Microsoft Bagi-Bagi Alat Tes Keamanan AI Gratis



TL;DR
  • Microsoft rilis PyRIT, alat tes AI Generatif.
  • PyRIT bisa deteksi risiko dan celah keamanan di AI.
  • PyRIT gratis dan terbuka di GitHub.
Microsoft Bagi-Bagi Alat Tes Keamanan AI Gratis - photo source: techradar - pibitek.biz - Machine Learning

photo source: techradar


336-280

pibitek.biz - Microsoft baru saja merilis alat tes keamanan AI yang biasa dipakai sendiri. Alat ini bisa digunakan untuk mengecek model AI yang bisa menghasilkan teks, gambar, atau suara. Namanya PyRIT, singkatan dari Python Risk Identification Toolkit.
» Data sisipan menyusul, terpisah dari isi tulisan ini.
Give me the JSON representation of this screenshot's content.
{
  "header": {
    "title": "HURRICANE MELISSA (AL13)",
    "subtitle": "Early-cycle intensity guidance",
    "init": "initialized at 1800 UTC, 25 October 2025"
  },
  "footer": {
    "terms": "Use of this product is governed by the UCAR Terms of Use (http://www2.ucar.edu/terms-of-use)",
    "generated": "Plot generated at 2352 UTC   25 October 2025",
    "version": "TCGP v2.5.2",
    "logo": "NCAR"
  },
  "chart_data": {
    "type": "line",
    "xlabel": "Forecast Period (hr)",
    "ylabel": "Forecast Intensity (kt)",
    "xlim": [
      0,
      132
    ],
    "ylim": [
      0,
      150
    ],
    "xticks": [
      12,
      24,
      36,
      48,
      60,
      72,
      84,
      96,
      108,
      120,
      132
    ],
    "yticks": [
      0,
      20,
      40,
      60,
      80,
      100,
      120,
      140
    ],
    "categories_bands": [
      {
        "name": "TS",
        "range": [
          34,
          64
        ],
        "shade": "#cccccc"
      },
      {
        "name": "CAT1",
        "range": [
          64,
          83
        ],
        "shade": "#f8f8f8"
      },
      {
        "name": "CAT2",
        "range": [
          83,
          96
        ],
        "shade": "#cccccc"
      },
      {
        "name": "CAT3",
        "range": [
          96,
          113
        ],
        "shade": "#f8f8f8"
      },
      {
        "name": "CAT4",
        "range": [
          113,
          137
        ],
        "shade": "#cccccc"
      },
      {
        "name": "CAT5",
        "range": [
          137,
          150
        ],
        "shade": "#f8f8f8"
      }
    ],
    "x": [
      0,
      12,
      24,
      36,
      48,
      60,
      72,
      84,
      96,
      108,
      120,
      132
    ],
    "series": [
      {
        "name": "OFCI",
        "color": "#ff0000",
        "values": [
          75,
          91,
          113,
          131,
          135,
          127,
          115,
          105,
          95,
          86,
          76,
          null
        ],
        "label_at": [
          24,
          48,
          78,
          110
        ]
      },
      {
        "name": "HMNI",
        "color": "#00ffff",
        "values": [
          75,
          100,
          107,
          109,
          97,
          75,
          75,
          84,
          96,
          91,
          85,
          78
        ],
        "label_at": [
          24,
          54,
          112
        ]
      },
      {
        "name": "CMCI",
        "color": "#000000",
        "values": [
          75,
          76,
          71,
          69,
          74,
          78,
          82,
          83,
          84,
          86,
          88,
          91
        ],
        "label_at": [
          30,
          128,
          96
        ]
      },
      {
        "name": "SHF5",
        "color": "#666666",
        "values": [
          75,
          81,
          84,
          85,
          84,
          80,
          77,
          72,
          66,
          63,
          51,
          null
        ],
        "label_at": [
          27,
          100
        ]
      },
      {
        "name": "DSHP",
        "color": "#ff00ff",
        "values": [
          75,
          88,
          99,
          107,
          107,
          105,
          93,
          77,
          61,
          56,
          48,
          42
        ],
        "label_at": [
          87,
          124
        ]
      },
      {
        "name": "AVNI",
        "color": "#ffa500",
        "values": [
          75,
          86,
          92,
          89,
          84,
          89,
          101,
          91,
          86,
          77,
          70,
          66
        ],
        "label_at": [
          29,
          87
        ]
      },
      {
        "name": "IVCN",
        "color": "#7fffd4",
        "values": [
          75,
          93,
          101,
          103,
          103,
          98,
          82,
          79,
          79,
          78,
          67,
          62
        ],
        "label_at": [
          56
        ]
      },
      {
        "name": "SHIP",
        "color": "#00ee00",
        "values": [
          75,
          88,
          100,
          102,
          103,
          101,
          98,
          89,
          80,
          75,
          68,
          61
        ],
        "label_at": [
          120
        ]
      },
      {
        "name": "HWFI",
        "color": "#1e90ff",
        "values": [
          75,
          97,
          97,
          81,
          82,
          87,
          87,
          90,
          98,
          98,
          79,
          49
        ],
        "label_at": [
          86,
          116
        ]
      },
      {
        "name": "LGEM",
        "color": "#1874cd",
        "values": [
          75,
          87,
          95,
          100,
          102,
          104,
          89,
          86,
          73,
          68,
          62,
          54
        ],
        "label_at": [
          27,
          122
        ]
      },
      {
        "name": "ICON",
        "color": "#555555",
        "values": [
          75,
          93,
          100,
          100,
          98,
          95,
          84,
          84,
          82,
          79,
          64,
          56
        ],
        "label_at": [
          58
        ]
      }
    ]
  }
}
Alat ini bisa mendeteksi apakah model AI bisa menghasilkan hal-hal yang tidak diinginkan, seperti halusinasi, prasangka, atau konten terlarang. Alat ini juga bisa mengetahui apakah model AI bisa disalahgunakan, misalnya untuk membuat malware, jailbreak, atau pencurian identitas. Cara kerjanya, PyRIT mengirimkan teks-teks jahat ke model AI.

Lalu, PyRIT menilai respons model AI dan mengirimkan teks jahat lainnya untuk tes lebih lanjut. Ini namanya red teaming, yaitu ketika pengembang dan ahli keamanan mencoba menemukan celah-celah keamanan di model AI. Microsoft pakai PyRIT untuk ngetes salah satu sistem asisten AI-nya, Copilot.

PyRIT mengirimkan ribuan teks jahat untuk melihat seberapa tangguh Copilot. Dengan PyRIT, proses tes selesai dalam hitungan jam. Biasanya, tes bisa berlangsung selama mingguan.

PyRIT bisa diunduh gratis di GitHub. Alat ini bisa dipakai untuk mengecek aplikasi komersial dengan lisensi MIT, yang artinya bebas digunakan, diubah, atau disebarluaskan. Di GitHub, ada juga beberapa contoh penggunaan PyRIT, seperti cara pakai PyRIT untuk jailbreak sistem secara otomatis.

Baca juga: AI Generatif dan Tantangan Baru di Bidang Keamanan Siber PyRIT bukan pengganti tes manual, tapi cuma membantu mengotomatisasi bagian-bagian yang membosankan dari tes. Tujuan PyRIT adalah memberi pengembang gambaran tentang kinerja model AI dan sistem inferensinya. Gambaran ini bisa dibandingkan dengan model AI versi selanjutnya.

Microsoft bilang, PyRIT dibuat terbuka agar bisa membantu ahli keamanan dan insinyur machine learning menemukan risiko di sistem AI Generatif. "Ini memungkinkan mereka punya data empiris tentang seberapa baik model AI mereka saat ini, dan mendeteksi penurunan kinerja berdasarkan perbaikan di masa depan", tulis halaman GitHub PyRIT. Sebelumnya, Microsoft juga membuka akses ke alat tes lainnya, Counterfit. Tapi, alat ini kurang cocok untuk sistem AI Generatif. Counterfit masih bisa dipakai, tapi untuk sistem machine learning tradisional.